Race-car driver Danica Patrick says that she "can die happy" now that she's won a race on the Indy-car circuit. Patrick's victory at the Indy Japan 300, the first for a woman in the Indy Racing League, was perhaps her best performance since the 2005 Indianapolis 500, where she took fourth place as a rookie. After that race, Robert Weintraub praised Patrick's talent but also noted that the IRL has been watered down in recent years. "If we're searching for an analogy for Patrick's achievement, imagine if Annika Sorenstam placed fourth in a PGA Tour event after the top golfers broke away to form their own tour," Weintraub wrote. The full article is reprinted below.
Every hero needs a villain, so the sports media were positively giddy last weekend when Robby Gordon started whining about Danica Patrick's figure. Patrick is the 23-year-old woman who turned in the most famous fourth-place finish in auto-racing history at last weekend's Indianapolis 500. Gordon opined that Patrick's svelte physique—she weighs in at about 100 pounds—gives her an unfair advantage against fleshier drivers.

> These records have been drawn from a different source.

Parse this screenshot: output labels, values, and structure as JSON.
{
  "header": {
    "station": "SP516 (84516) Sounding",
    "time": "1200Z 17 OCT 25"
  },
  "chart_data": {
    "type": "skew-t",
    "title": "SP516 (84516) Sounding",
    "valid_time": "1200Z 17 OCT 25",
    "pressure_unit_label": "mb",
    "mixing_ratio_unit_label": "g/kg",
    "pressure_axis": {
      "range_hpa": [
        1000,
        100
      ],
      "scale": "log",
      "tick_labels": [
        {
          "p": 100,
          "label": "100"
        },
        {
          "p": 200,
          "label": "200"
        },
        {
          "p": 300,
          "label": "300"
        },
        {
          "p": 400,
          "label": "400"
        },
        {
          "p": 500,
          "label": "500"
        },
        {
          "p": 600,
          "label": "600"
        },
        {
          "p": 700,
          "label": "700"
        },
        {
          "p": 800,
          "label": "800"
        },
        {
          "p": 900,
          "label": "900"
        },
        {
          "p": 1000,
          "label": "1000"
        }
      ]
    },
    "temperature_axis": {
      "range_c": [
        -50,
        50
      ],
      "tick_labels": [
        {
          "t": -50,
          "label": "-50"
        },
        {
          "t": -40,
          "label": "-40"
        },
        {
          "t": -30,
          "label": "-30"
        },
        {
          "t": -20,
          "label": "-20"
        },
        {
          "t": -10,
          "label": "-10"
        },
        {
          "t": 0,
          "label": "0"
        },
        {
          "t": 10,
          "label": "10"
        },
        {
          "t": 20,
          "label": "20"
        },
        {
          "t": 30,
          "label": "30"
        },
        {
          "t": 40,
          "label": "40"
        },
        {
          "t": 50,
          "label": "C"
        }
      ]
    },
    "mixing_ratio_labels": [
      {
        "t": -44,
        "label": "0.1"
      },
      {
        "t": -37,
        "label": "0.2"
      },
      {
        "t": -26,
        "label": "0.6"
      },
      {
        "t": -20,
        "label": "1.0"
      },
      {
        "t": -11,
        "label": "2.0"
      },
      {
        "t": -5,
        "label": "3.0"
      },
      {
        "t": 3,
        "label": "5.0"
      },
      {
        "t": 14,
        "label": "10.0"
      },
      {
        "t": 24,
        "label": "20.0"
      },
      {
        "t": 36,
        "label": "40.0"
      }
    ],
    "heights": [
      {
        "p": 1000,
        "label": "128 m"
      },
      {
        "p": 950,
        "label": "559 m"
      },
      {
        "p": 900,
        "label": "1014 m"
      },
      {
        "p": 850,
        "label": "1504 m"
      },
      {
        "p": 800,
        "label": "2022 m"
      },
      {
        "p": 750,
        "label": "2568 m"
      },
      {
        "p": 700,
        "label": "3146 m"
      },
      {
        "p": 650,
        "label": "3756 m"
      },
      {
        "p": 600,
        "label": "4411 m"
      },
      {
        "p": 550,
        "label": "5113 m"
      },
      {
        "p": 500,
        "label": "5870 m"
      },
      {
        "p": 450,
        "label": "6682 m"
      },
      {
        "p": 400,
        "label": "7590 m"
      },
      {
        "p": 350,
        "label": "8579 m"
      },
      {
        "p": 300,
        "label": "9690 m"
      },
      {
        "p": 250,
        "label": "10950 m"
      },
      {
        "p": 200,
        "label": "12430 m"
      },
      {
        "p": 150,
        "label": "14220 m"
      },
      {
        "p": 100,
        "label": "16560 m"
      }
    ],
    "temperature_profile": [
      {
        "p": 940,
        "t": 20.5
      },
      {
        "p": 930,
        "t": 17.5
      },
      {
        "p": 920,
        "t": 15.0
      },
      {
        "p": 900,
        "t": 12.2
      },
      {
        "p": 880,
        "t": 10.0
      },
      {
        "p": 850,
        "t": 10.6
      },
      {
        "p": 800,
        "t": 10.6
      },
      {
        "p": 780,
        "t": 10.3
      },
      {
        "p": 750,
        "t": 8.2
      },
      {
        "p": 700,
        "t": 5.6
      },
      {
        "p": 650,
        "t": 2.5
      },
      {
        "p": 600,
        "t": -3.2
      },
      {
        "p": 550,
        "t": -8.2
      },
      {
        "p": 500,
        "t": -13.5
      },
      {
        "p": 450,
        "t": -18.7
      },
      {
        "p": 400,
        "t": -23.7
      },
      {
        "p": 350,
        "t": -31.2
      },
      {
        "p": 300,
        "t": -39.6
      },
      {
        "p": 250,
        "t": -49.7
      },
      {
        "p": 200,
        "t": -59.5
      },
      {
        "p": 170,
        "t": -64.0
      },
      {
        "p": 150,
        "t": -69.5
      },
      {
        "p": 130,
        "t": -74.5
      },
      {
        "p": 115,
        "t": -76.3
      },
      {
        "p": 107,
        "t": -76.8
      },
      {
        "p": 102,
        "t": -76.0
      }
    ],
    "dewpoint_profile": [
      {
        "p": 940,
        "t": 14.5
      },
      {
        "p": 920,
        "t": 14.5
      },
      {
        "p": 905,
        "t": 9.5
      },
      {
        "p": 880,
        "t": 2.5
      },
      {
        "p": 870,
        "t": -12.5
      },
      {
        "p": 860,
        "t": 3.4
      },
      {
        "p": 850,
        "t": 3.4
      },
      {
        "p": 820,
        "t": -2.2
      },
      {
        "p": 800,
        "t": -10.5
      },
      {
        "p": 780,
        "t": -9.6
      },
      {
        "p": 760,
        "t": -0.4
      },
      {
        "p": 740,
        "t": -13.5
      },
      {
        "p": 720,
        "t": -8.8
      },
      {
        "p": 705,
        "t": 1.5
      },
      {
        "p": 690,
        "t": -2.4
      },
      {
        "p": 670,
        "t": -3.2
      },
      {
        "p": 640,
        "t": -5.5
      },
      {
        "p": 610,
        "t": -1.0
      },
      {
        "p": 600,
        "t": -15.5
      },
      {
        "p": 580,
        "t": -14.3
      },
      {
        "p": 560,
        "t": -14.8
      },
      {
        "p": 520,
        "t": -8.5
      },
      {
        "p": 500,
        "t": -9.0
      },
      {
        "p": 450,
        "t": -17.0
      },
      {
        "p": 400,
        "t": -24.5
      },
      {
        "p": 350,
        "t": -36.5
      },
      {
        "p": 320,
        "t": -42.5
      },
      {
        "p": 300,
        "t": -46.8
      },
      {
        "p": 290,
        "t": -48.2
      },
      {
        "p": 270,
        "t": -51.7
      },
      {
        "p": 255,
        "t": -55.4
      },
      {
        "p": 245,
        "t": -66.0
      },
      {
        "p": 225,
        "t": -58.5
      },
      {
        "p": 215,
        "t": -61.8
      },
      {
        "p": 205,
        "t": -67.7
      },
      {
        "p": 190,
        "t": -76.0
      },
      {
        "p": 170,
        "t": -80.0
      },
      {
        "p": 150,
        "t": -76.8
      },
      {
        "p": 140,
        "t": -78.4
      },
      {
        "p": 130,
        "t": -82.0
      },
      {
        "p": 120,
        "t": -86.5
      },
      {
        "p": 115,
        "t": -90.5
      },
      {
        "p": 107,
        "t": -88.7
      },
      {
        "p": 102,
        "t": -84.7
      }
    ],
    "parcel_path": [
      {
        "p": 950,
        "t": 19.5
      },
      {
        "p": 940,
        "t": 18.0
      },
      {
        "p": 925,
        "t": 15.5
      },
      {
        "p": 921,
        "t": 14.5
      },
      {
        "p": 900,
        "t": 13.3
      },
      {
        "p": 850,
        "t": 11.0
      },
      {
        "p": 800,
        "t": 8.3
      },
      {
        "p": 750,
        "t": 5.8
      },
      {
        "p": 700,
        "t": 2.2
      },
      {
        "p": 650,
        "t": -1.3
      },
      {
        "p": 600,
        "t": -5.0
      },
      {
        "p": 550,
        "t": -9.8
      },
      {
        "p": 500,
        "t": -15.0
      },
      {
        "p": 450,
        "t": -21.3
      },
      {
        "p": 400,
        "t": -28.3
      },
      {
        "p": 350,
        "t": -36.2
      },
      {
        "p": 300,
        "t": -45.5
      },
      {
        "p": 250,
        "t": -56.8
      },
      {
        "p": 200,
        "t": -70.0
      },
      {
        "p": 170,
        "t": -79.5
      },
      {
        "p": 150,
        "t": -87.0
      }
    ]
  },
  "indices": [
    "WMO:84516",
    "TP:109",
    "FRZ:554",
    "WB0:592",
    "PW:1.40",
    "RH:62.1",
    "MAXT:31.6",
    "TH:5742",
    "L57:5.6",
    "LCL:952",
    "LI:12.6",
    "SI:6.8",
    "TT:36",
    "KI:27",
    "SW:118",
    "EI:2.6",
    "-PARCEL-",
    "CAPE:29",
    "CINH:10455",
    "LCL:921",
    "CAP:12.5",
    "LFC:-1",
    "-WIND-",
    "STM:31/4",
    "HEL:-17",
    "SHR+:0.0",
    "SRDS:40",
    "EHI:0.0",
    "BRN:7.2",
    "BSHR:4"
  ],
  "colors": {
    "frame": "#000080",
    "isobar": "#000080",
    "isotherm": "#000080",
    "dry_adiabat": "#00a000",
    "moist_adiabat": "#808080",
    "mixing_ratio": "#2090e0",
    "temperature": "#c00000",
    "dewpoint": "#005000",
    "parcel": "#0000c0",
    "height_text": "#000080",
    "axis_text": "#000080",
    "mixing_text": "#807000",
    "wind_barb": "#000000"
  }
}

Gordon's skinny-bashing has little merit. Over 500 grueling miles, the pounds mean far less than talent, focus, and stamina. His misguided disapproval did allow Patrick to skate past a more valid criticism, though. Patrick competes in a racing series that has been watered down to the point of irrelevance. While beating men in such a macho domain is laudable, it should be noted somewhere—OK, here—that her accomplishment represents less of a cultural shift than a reflection of the sad state of affairs at Indy.
Don't be mad at yourself for letting the world's best-known race drift from your consciousness. No one has been interested in the Indy 500 for a decade. The vehicles that greats like Foyt and Andretti raced to glory are called Indy cars. The series they raced in was called CART, and until the mid-1990s it was the dominant domestic motor-sports franchise. But in 1994, Tony George, the president of the Indianapolis Motor Speedway, announced the formation of the Indy Racing League. George wrapped himself in the flag, claiming the move was designed to promote American drivers and sponsors. In reality, it was a blatant power grab.
CART owners responded by boycotting the Indy 500 and running the swiftly forgotten U.S. 500 in its place. While the media waited for one series to establish dominance, fans and sponsors burned rubber toward NASCAR. Ratings bottomed out, attendance declined, and the next generation of talented drivers stopped dreaming of running at Indy—except at NASCAR's Brickyard 400. CART went bankrupt in 2003, but the IRL hasn't capitalized. The circuit used to be dominated by boldface names like Mears, Rahal, Fittipaldi, and Unser. I'll forgive you for not remembering that some guy named Buddy Rice won Indy last year. And by this time next week, you'll have forgotten all about Dan Wheldon.
If we're searching for an analogy for Patrick's achievement, imagine if Annika Sorenstam placed fourth in a PGA Tour event after the top golfers broke away to form their own tour. Instead of besting Tiger Woods and Phil Mickelson, let's say that Sorenstam knocked off Ty Tryon and Billy Andrade. A milestone in women's sports? Sure. A feat that's slightly tempered by the diluted level of competition? Most definitely.